08-04-2025 | Keysight Technologies | Test & Measurement
Keysight Technologies, Inc. has introduced the Keysight AI (KAI) Data Centre Builder, an advanced software suite that emulates real-world workloads to evaluate how new algorithms, components, and protocols affect the performance of AI training. The suite's workload emulation capability integrates LLM and other AI model training workloads into designing and validating AI infrastructure components – networks, hosts, and accelerators. This solution enables tighter synergy between hardware design, protocols, architectures, and AI training algorithms, boosting system performance.

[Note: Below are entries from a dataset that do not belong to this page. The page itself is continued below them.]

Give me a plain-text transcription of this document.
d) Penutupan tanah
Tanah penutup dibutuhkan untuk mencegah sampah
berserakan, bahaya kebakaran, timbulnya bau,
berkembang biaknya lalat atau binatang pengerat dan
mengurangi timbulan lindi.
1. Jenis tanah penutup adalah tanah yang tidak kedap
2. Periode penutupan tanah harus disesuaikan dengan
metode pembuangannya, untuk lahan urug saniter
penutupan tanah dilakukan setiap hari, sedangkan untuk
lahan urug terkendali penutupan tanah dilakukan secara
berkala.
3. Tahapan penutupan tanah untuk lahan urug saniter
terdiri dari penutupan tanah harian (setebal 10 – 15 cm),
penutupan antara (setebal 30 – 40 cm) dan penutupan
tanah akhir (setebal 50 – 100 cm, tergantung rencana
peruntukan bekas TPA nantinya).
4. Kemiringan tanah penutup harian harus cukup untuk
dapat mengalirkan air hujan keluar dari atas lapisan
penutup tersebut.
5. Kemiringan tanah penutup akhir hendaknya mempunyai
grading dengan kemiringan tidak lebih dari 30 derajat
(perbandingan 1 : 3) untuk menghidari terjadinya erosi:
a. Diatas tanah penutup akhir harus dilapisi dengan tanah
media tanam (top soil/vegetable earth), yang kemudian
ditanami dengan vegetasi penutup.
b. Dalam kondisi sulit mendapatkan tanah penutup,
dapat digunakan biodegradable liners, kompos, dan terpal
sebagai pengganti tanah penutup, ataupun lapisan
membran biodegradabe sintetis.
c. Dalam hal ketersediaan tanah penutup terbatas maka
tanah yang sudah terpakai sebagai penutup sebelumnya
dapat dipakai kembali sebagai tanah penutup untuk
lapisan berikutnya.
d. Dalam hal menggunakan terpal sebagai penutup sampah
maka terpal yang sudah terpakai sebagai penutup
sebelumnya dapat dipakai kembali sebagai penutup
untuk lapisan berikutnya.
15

AI operators use many parallel processing strategies, also known as model partitioning, to speed up AI model training. Aligning model partitioning with AI cluster topology and configuration improves training performance. During the AI cluster design phase, experimentation best answers critical questions. Many of the questions focus on data movement efficiency between the GPUs. Key considerations include:
Scale-up design of GPU interconnects inside an AI host or rack
Scale-out network design, including bandwidth per GPU and topology
Configuration of network load balancing and congestion control
Tuning of the training framework parameters
The workload emulation solution reproduces network communication patterns of real-world AI training jobs to accelerate experimentation, lower the learning curve required for proficiency, and supply deeper insights into the cause of performance degradation, which is challenging to achieve through real AI training jobs alone. Keysight customers can access a library of LLM workloads like GPT and Llama, with a selection of popular model partitioning schemas like Data Parallel (DP), Fully Sharded Data Parallel (FSDP), and 3D parallelism.
Using the workload emulation application in the solution enables AI operators to:
Experiment with parallelism parameters, including partition sizes and their distribution over the available AI infrastructure (scheduling)
Understand the impact of communications within and among partitions on overall job completion time (JCT)
Identify low-performing collective operations and drill down to identify bottlenecks
Analyse network utilisation, tail latency, and congestion to understand the impact they have on JCT
The solution's new workload emulation capabilities allow AI operators, GPU cloud providers, and infrastructure vendors to bring realistic AI workloads into their lab setups to validate the evolving designs of AI clusters and new components. They can also experiment to fine-tune model partitioning schemas, parameters, and algorithms to optimise the infrastructure and improve AI workload performance.
Ram Periakaruppan, vice president and general manager of Network Test and Security Solutions, Keysight, said: "As AI infrastructure grows in scale and complexity, the need for full-stack validation and optimisation becomes crucial. To avoid costly delays and rework, it's essential to shift validation to earlier phases of the design and manufacturing cycle. KAI Data Centre Builder's workload emulation brings a new level of realism to AI component and system design, optimising workloads for peak performance."
KAI Data Centre Builder is the foundation of the Keysight Artificial Intelligence (KAI) architecture, a portfolio of end-to-end solutions designed to help customers scale AI processing capacity in data centres by validating AI cluster components using real-world AI workload emulation.